Tardé bastante en leer a Thomas Bernhard. Me temía que fuera la nulidad de turno promocionada por el márquetin editorial, uno de esos «grandes narradores» que pretenden aportar tanto y lo único que aportan es aburrimiento y cretinismo.
Thomas Bernhard murió hace veinte años, el 12 de febrero de 1989. Coincidiendo con este aniversario, ya han empezado a publicarse artículos que hablan de cualquier trivialidad —¡incluso de sus zapatos!— sin decir nada interesante. Se insiste, por lo demás, en presentar a Bernhard como un monstruo literario que escribía encerrado en una pecera. El genio dentro de la burbuja del arte. No se mencionan nunca sus afinidades anarquistas, convertidas en un secreto incómodo.

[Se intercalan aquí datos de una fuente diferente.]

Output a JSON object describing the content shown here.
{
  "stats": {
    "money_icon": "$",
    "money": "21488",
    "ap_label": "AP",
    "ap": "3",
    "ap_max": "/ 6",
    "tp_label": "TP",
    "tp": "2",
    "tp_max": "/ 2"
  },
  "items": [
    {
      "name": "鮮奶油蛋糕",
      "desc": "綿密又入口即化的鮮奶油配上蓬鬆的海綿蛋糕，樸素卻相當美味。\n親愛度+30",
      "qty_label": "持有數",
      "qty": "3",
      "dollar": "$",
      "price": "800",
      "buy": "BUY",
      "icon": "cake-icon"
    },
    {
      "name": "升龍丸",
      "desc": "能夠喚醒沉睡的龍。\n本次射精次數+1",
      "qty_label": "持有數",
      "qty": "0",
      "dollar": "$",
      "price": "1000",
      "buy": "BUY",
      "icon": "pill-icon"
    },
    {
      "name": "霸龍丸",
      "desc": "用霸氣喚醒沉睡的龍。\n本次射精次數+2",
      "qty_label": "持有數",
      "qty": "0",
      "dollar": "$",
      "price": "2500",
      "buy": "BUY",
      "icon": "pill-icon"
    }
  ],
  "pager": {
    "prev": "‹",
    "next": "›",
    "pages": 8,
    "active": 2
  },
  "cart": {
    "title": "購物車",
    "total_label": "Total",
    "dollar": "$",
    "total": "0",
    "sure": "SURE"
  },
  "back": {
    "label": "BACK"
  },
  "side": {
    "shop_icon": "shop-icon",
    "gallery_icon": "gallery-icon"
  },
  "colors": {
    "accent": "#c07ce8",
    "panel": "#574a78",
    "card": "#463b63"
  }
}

Se trata de una estafa. Porque no se puede entender a Bernhard sin tener en cuenta las ideas anarquistas transmitidas por su abuelo. En su última obra, Extinción, ese bagaje aparece sin tapujos. Algunas páginas parecen variaciones sobre ideas de Bakunin, como cuando habla de la religión o de la necesidad de destruir como acto indisociable de la creación.
Además, ya se encargó el propio Bernhard de hacer estallar la burbuja del arte. La pentalogía autobiográfica supone una ruptura con las obras anteriores, demasiado ancladas en los enredos literarios.
En 1993, tras la lectura de Extinción, escribí sobre la obra de Bernhard las líneas que vienen a continuación, dejando totalmente de lado su teatro. Ahora, en febrero de 2009, sólo he cambiado la introducción. A partir de aquí, pues, reproduzco, con algunos retoques, el artículo de 1993.
SALZBURGO BAJO LAS BOMBAS
El primer libro de Bernhard que leí fue Tala . No salía de mi asombro. En cada página se traslucía el espíritu anarquista del autor. Y un espíritu bien hard, además.
En el primer volumen de la autobiografía tuve confirmación de lo que presentía. El personaje decisivo en la formación de Bernhard fue su abuelo. También escritor, huyó de Salzburgo y «se fue a Basilea, para llevar allí una peligrosa existencia de anarquista, como Kropotkin» (p. 109). En el último volumen, Un niño, recuerda otra vez la fuga de su abuelo a Suiza, «donde hizo estudios técnicos y se unió a algunos anarquistas de sus mismas ideas. Pero no orientaba sus energías hacia la política, sino hacia la literatura» (p. 43). «Los anarquistas son la sal de la tierra», le decía una y otra vez (p. 20). Pero dejemos al abuelo y volvamos al nieto.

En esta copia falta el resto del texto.